La recherche vise à identifier et à classer les types d’imprévus qui surviennent, leurs causes immédiates, les stratégies observées pour y faire face, qu’il s’agisse de stratégies individuelles ou collectives, ainsi que de documenter les conséquences de l’activité de travail comme la perte de temps et les risques de blessures. Pour cela, des données d’observation tirées de séquences vidéo récoltées lors d’une recherche précédente auprès de neuf stagiaires en FMS, à l’occasion de deux journées de stage (T1 et T2), ont été analysées. Les neuf stagiaires œuvraient dans des secteurs d’activité diversifiés : commerce, industrie et alimentation. Le cadre conceptuel exploité pour ces analyses est le modèle de la situation de travail centré sur la personne en activité, qui est utilisé en ergonomie.

Les résultats de la recherche montrent que les neuf élèves font face à divers types d’événements imprévus, en lien avec le secteur d’activité de l’entreprise où ils effectuent leur stage et le type de tâche qu’ils réalisaient lors des observations, et ce, dans des proportions assez similaires au début (T1) et à la fin du stage (T2).
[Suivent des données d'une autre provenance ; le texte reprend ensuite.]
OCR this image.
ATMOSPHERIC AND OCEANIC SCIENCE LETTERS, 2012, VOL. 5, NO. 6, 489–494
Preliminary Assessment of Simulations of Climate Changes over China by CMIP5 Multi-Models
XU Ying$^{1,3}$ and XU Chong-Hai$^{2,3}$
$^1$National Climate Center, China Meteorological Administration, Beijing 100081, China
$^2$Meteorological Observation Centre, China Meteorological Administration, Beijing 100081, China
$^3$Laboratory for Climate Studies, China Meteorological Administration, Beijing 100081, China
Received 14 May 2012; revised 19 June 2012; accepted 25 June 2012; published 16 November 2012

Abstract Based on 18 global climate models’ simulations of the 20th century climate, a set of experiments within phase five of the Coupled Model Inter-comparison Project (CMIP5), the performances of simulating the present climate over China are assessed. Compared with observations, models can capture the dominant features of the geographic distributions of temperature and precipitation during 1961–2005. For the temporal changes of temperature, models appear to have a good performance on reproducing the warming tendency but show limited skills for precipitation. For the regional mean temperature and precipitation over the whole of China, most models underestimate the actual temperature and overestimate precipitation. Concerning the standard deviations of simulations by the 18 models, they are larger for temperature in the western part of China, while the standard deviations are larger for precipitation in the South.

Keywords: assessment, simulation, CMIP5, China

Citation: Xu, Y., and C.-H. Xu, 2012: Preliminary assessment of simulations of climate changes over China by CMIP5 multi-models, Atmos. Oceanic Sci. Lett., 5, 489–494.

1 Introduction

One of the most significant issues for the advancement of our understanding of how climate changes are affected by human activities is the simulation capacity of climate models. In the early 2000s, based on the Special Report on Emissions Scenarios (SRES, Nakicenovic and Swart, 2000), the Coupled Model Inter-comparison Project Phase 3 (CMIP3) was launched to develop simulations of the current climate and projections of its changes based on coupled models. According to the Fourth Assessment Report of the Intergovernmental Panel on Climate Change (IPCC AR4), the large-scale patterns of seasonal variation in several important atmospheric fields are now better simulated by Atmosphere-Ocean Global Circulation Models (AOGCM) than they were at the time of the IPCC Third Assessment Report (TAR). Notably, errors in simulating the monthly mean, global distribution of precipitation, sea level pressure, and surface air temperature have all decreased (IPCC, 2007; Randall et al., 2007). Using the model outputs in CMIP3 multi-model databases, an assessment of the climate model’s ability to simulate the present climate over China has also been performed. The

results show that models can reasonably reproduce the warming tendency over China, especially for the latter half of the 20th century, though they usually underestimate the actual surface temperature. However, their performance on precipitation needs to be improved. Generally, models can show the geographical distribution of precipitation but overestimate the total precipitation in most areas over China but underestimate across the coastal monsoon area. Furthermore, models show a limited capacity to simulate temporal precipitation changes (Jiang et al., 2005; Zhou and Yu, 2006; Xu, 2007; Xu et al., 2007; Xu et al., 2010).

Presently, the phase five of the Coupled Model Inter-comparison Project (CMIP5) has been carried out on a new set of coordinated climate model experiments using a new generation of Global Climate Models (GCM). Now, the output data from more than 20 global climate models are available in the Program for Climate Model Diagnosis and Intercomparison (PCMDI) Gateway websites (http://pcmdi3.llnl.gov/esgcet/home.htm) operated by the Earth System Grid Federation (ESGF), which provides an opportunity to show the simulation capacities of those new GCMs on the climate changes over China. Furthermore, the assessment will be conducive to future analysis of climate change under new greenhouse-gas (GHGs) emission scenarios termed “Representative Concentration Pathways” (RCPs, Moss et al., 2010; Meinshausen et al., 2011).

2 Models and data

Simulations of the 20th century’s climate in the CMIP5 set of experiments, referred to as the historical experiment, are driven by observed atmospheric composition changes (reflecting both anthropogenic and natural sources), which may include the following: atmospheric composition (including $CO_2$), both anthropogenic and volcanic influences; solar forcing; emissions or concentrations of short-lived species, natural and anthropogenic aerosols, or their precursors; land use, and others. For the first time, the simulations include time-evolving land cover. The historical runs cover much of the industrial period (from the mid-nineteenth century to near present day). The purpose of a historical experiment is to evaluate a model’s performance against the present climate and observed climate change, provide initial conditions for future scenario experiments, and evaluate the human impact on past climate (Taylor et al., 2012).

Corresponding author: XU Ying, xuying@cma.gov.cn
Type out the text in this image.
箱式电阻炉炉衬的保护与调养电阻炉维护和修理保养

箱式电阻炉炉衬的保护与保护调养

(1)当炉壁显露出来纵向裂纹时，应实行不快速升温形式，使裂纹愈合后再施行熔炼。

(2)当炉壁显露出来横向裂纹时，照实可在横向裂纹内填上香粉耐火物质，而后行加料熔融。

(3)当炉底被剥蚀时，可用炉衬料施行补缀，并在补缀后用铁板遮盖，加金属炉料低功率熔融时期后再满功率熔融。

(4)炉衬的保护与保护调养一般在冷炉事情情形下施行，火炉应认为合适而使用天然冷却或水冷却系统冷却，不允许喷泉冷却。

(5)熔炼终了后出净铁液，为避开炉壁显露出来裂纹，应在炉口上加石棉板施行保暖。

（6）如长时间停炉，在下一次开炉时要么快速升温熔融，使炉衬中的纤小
Au total, ils ont rencontré 554 événements lors des deux journées. Près de 10 % de ces imprévus ont occasionné des pertes de temps et environ 19 % d’entre eux comportaient des risques pour la santé et la sécurité des stagiaires. Plus de la moitié des événements susceptibles de causer un accident ont été associés à certains contextes de travail de trois stagiaires, soit l’ouvrier du bois, le préposé aux marchandises dans un magasin d’appareils électroménagers / électroniques et l’aide-boucher. Les résultats indiquent que ces trois élèves ont à réaliser des tâches de manutention lourde. Parmi tous les types d’imprévus observés, les difficultés de manutention se classent au 4e rang; pourtant, elles occupent le 1er rang des imprévus qui ont été associés à un risque d’accidents. Par ailleurs, l’action ou la technique de travail du stagiaire est souvent mise en cause dans les imprévus qui peuvent être associés à une activité de manutention. Cela permet d’établir des liens avec les nombreuses études qui ont mis en évidence le savoir-faire des experts en manutention qui se développe avec l’expérience.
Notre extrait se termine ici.